Dazu ist ein ste­no­gra­phi­scher Be­richt nie­der­ge­schrie­ben, der den Dis­zi­pli­nar­ak­ten zu­ge­fügt ist.

Kur­zer Aus­zug aus die­sem Be­richt:

Koll. Reitz, als Klas­sen­leh­rer der Un­ter­se­kun­da, macht die Kon­fe­renz mit dem Fall be­kannt.

Am Abend des Don­ners­tags d. 1. II. ge­gen 10 h nach dem Tur­nen des Schü­ler­turn­ver­eins „Bis­marck“ sind die Un­ter­pri­ma­ner Ru­pell, Schlaak, Stu­ben­rauch und Ben­di­xen, der Ober­pri­ma­ner Wag­ler und der Un­ter­se­kun­da­ner Breck­woldt in die Gast­wirt­schaft von Fehrs ge­gan­gen und ha­ben dort bis kurz vor 11 h ge­trun­ken.

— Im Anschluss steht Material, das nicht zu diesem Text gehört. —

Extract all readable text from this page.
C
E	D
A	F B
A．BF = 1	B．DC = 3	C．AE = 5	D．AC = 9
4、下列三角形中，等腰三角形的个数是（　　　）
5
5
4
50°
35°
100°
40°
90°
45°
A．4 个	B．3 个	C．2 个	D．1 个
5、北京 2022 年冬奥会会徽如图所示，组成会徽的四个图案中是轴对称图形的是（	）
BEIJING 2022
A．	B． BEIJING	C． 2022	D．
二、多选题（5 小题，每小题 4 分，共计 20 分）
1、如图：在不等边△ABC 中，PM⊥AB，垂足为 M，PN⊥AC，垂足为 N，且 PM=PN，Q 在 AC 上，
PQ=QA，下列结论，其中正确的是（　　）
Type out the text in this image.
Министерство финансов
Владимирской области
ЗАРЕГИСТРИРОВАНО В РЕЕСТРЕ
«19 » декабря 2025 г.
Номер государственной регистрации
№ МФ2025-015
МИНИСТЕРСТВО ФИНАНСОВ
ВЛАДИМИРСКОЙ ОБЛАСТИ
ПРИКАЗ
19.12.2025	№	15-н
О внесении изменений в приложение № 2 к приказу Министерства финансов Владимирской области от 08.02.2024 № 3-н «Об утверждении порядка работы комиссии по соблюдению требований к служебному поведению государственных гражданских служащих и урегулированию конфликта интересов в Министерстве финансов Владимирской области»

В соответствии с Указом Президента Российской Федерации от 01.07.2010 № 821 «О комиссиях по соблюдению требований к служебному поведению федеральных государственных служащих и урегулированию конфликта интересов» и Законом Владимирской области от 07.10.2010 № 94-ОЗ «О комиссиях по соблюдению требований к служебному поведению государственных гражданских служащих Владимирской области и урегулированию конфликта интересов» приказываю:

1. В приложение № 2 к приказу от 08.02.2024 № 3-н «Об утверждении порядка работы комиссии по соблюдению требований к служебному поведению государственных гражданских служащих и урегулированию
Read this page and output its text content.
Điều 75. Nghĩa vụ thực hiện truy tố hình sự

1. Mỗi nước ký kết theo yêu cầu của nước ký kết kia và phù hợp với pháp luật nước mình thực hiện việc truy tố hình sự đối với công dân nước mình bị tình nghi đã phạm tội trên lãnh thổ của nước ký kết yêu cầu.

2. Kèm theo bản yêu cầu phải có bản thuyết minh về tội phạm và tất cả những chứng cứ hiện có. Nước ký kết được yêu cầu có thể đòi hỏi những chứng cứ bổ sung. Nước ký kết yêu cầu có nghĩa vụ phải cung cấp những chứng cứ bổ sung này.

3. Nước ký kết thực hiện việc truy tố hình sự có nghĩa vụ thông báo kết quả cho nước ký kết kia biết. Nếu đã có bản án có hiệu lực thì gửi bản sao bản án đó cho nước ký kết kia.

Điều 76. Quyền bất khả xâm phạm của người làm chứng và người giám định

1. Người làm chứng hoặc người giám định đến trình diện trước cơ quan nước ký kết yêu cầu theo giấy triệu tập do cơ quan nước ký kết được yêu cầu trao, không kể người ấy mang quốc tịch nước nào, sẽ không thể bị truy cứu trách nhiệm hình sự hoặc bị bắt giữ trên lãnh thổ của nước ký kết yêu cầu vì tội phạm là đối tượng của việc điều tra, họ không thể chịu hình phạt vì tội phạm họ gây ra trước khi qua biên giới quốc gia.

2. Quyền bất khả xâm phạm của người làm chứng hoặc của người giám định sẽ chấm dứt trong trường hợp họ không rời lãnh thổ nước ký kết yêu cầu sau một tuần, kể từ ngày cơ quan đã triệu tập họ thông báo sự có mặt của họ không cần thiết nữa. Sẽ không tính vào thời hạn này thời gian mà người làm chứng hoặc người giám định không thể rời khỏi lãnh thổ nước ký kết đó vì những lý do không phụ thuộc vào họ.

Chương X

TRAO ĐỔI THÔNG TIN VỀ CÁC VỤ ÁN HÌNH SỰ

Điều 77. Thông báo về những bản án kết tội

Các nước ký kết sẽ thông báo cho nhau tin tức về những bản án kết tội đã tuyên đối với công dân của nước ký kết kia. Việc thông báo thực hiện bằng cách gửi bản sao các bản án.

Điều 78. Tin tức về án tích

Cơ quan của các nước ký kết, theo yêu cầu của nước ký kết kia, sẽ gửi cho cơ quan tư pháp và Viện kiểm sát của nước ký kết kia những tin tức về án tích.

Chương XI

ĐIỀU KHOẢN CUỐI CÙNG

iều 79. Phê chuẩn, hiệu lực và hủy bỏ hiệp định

Durch den Ge­nuss von zu­sam­men­ge­gos­se­nem Grog und Bier ist Breck­woldt bald so be­trun­ken ge­we­sen, daß er kurz nach dem Ver­las­sen des Lo­kals voll­kom­men zu­sam­men­ge­bro­chen und dann um 1 1/​2 h  nachts  im be­wußt­lo­sen Zu­stand von den Pri­ma­nern in sei­ner Pen­si­on ab­ge­lie­fert ist.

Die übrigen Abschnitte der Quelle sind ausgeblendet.